Gazetecilerin mahkeme mesaisi
Dün, Çağlayan’daki İstanbul Adliyesinin 13. ve 14. Ağır Ceza Mahkemelerinin duruşma salonu önü Gazeteciler Sendikası ya da Cemiyetinin kongre salonu kulisi gibiydi. Onlarca gazeteci sanık olarak ya da sanık olan meslektaşları ile dayanışma için oradaydı. Dün, 13. ve 14. Ağır Ceza Mahkemelerinin duruşma salonlarının önünde bir saat geçirmek ve konuşulanlara kulak kabartmak Türkiye’deki basın özgürlüğünün durumunu anlamak için yeterli olacaktı.

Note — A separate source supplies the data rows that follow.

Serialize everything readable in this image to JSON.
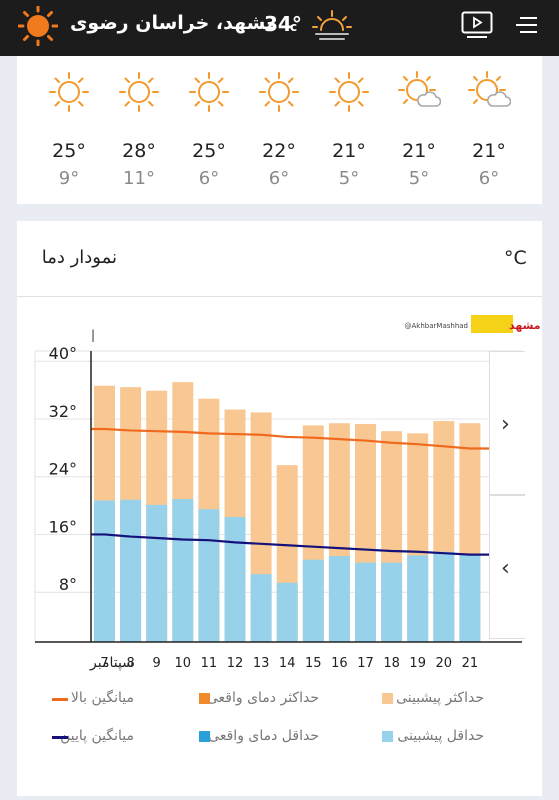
{
  "header": {
    "city": "مشهد، خراسان رضوی",
    "temperature": "34°",
    "unit_symbol": "c",
    "icons": [
      "sun-icon",
      "sunset-icon",
      "tv-icon",
      "menu-icon"
    ]
  },
  "forecast": [
    {
      "hi": "25°",
      "lo": "9°",
      "icon": "sun-icon"
    },
    {
      "hi": "28°",
      "lo": "11°",
      "icon": "sun-icon"
    },
    {
      "hi": "25°",
      "lo": "6°",
      "icon": "sun-icon"
    },
    {
      "hi": "22°",
      "lo": "6°",
      "icon": "sun-icon"
    },
    {
      "hi": "21°",
      "lo": "5°",
      "icon": "sun-icon"
    },
    {
      "hi": "21°",
      "lo": "5°",
      "icon": "partly-cloudy-icon"
    },
    {
      "hi": "21°",
      "lo": "6°",
      "icon": "partly-cloudy-icon"
    }
  ],
  "chart_card": {
    "title": "نمودار دما",
    "unit": "°C",
    "watermark": "@AkhbarMashhad",
    "logo_text": "اخبار مشهد",
    "nav_next": "›",
    "nav_prev": "‹"
  },
  "colors": {
    "forecast_max": "#f9c892",
    "forecast_min": "#97d1ea",
    "avg_high": "#ef6a1f",
    "avg_low": "#14127a",
    "actual_max": "#f08a2c",
    "actual_min": "#2a9fd8",
    "sun": "#f29a2e"
  },
  "chart_data": {
    "type": "bar",
    "marker": "|",
    "x_axis_label": "سپتامبر",
    "categories": [
      "7",
      "8",
      "9",
      "10",
      "11",
      "12",
      "13",
      "14",
      "15",
      "16",
      "17",
      "18",
      "19",
      "20",
      "21"
    ],
    "y_ticks": [
      "40°",
      "32°",
      "24°",
      "16°",
      "8°"
    ],
    "ylim": [
      0,
      44
    ],
    "series": [
      {
        "name": "حداکثر پیشبینی",
        "kind": "bar",
        "values": [
          35.5,
          35.3,
          34.8,
          36,
          33.7,
          32.2,
          31.8,
          24.5,
          30,
          30.3,
          30.2,
          29.2,
          28.9,
          30.6,
          30.3
        ]
      },
      {
        "name": "حداقل پیشبینی",
        "kind": "bar",
        "values": [
          19.6,
          19.7,
          19,
          19.8,
          18.4,
          17.3,
          9.4,
          8.2,
          11.4,
          11.9,
          11,
          11,
          12,
          12.5,
          12.2
        ]
      },
      {
        "name": "میانگین بالا",
        "kind": "line",
        "values": [
          29.5,
          29.3,
          29.2,
          29.1,
          28.9,
          28.8,
          28.7,
          28.4,
          28.3,
          28.1,
          27.9,
          27.6,
          27.4,
          27.1,
          26.8
        ]
      },
      {
        "name": "میانگین پایین",
        "kind": "line",
        "values": [
          14.9,
          14.6,
          14.4,
          14.2,
          14.1,
          13.8,
          13.6,
          13.4,
          13.2,
          13,
          12.8,
          12.6,
          12.5,
          12.3,
          12.1
        ]
      }
    ],
    "legend": [
      {
        "label": "حداکثر پیشبینی",
        "swatch": "square",
        "color": "#f9c892"
      },
      {
        "label": "حداکثر دمای واقعی",
        "swatch": "square",
        "color": "#f08a2c"
      },
      {
        "label": "میانگین بالا",
        "swatch": "line",
        "color": "#ef6a1f"
      },
      {
        "label": "حداقل پیشبینی",
        "swatch": "square",
        "color": "#97d1ea"
      },
      {
        "label": "حداقل دمای واقعی",
        "swatch": "square",
        "color": "#2a9fd8"
      },
      {
        "label": "میانگین پایین",
        "swatch": "line",
        "color": "#14127a"
      }
    ]
  }
}
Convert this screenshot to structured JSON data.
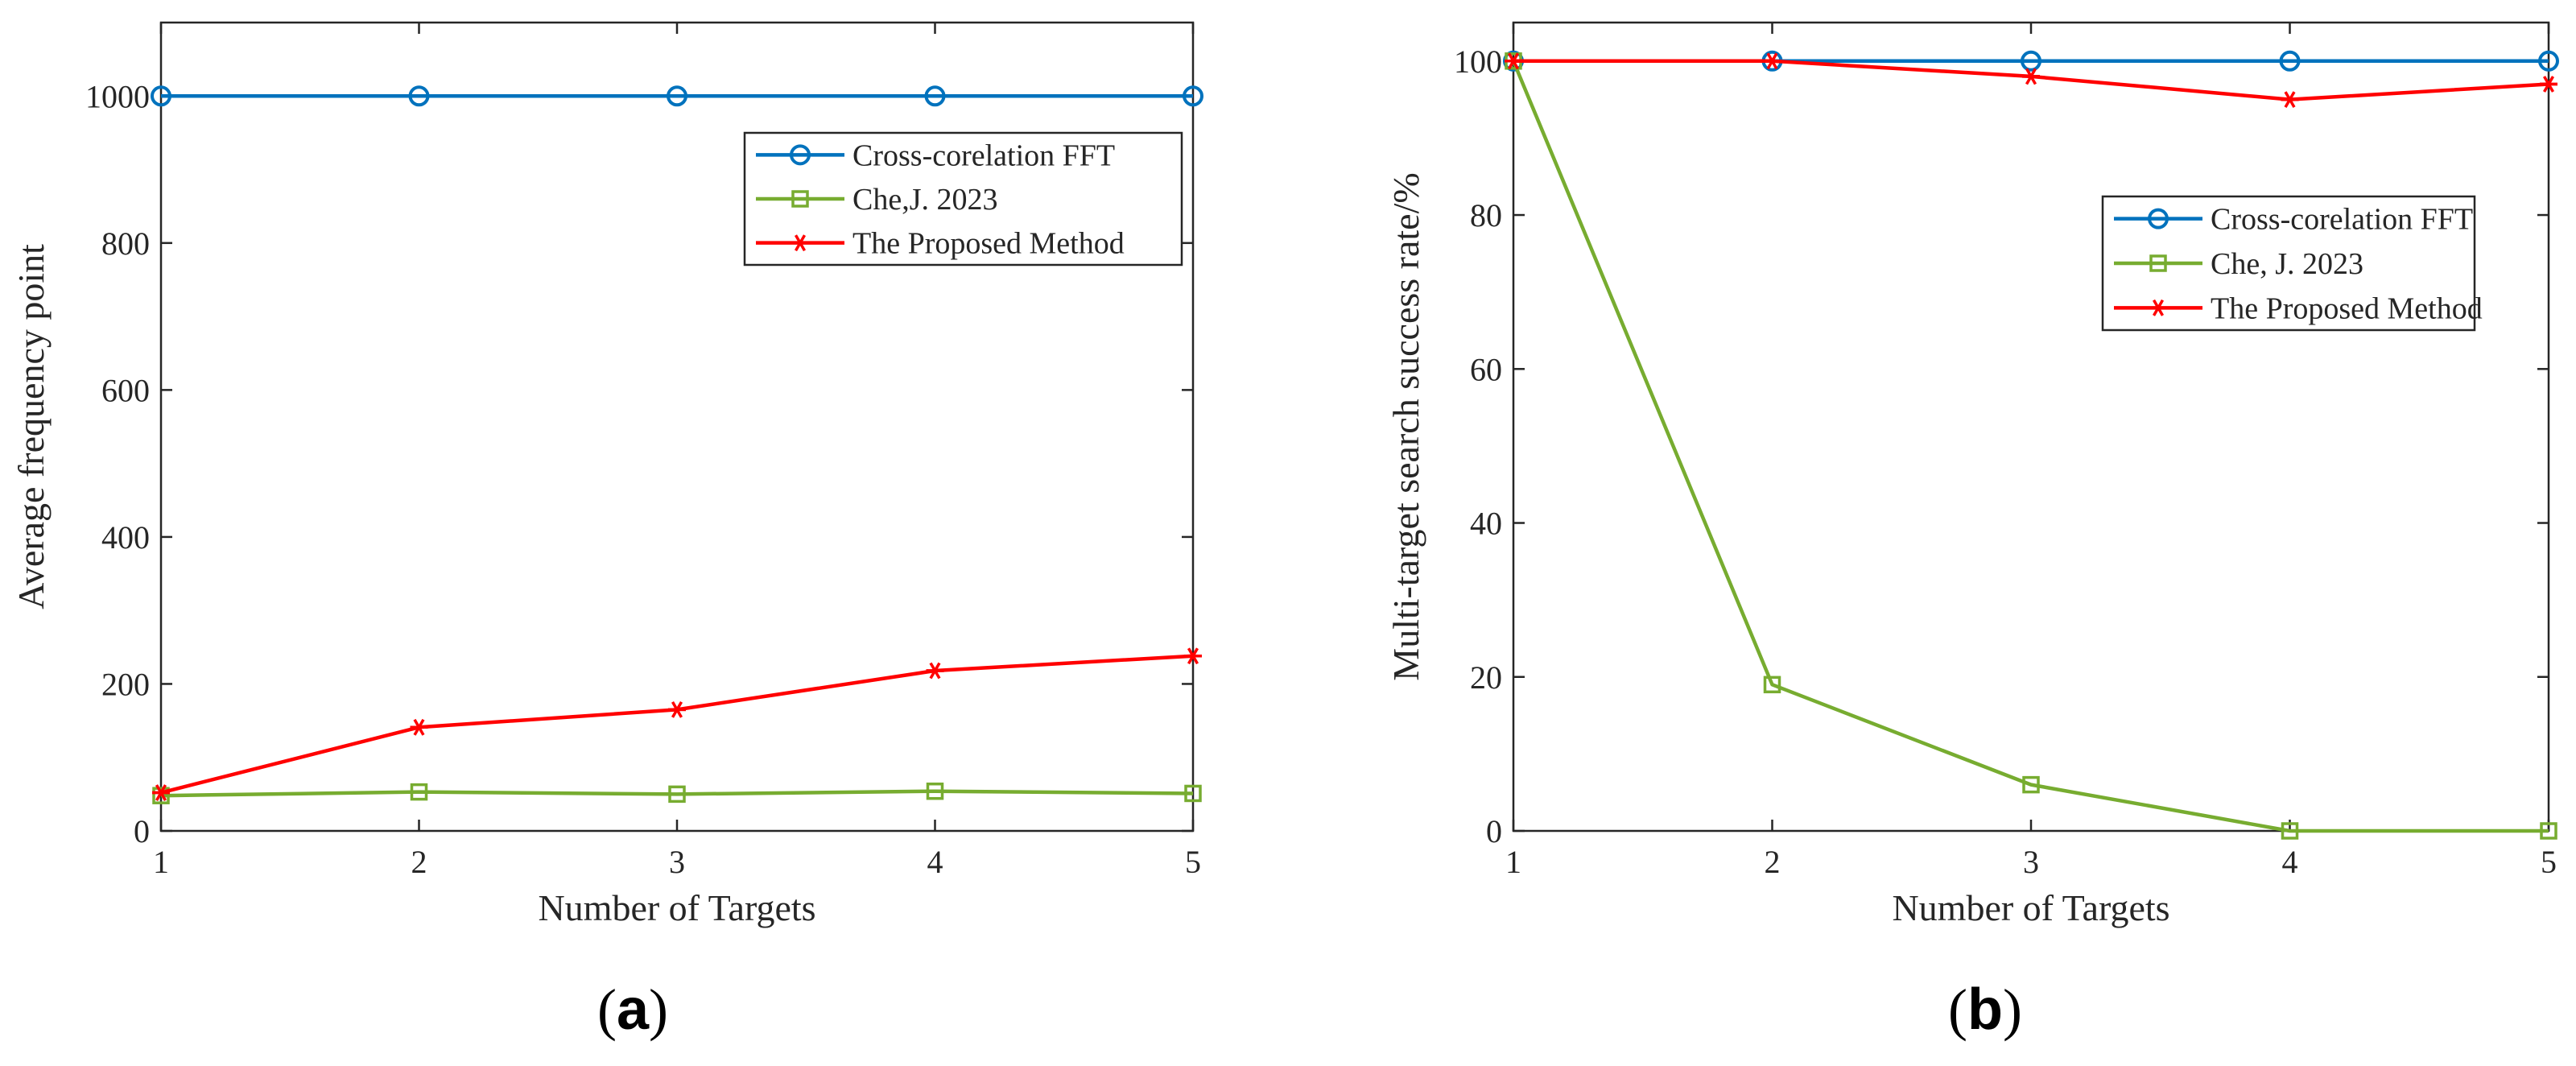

Evrensel Gazetesi Eski Genel yayın Yönetmeni İhsan Çaralan Özgür Gündem gazetesine yapılan baskılar karşısında dayanışma için bir gün Özgür Gündem genel yayın yönetmeliği yapmaktan yargılanıyordu.
Evrensel Gazetesi Genel Yayın Yönetmeni Fatih Polat, Yazı İşleri Müdürü Vural Nasuhbeyoğlu gazetenin internet sitesinde yayımladıkları ve iki saat sonra haberin yanlış olduğunu anlayarak kaldırdıkları bir haber nedeniyle yargılanıyordu.
Çaralan, Özgür Gündem gazetesine yapılan baskılara karşı tepki göstermek, gazete ile dayanışmak bir gazetecilik görevi derken, Polat ve Nasuhbeyoğlu yargılandıkları haberin sadece gazetecilik kaygısı ile yayınlandığını ve haberin yanlış olduğunun anlaşılması üzerine kaldırılmasının da bunu anlattığını söyleyerek, Türkiye’deki basın özgürlüğünün engellenmesinin örneklerini sayıyorlardı bir bir.
Özgür Günden Eski Eş Genel Yayın Yönetmeni Eren Keskin, gazetenin hem aynı şekilde yirmi beş senedir yayın yaptığını, gazetelerinin bombalandığını, muhabirlerinin, yöneticilerinin ve hatta çocuk yaştaki dağıtıcılarının öldürüldüğünü, aynı şeyleri yazdıkları, aynı haberleri verdikleri halde “çözüm süreci” denilen üç sene içerisinde gazeteye çok az dava açıldığını ama “masa devrildikten” sonra dava bombardımanı ile karşılaştıklarını söylüyordu.
Koridorda Celal Başlangıç yurda çıkış yasağının nasıl konduğunu ve kaldırıldığını anlatırken, dava dosyasından Çaralan’a da aynı yasağın konduğunu ve haberi dahi olmadan kaldırıldığını öğreniyorduk.
Fatih Polat, başta Sınır tanımayan Gazeteciler Örgütü olmak üzere gazeteci örgütlerinin raporlarından söz ederken duruşmada, koridorda Sınır Tanımayan Gazeteciler Örgütü Türkiye Sorumlusu Erol Önderoğlu’nun da yargılandığını öğreniyorduk.
Keşke, burada mahkeme koridorunda yaşananları herkes görseydi. Herkes duysaydı. O zaman AKP Hükümetinin basın özgürlüğü hakkında söylediklerinin gerçek karşısındaki durumunu anlarlardı.
Halk koridorda ve duruşma salonlarında konuşulanlardan haberdar olamıyor ama bunda oradaki mağdur gazetecilerin yandaş medya denilen basının yüzde doksanının görevini yapmamasının da rolü yok mu?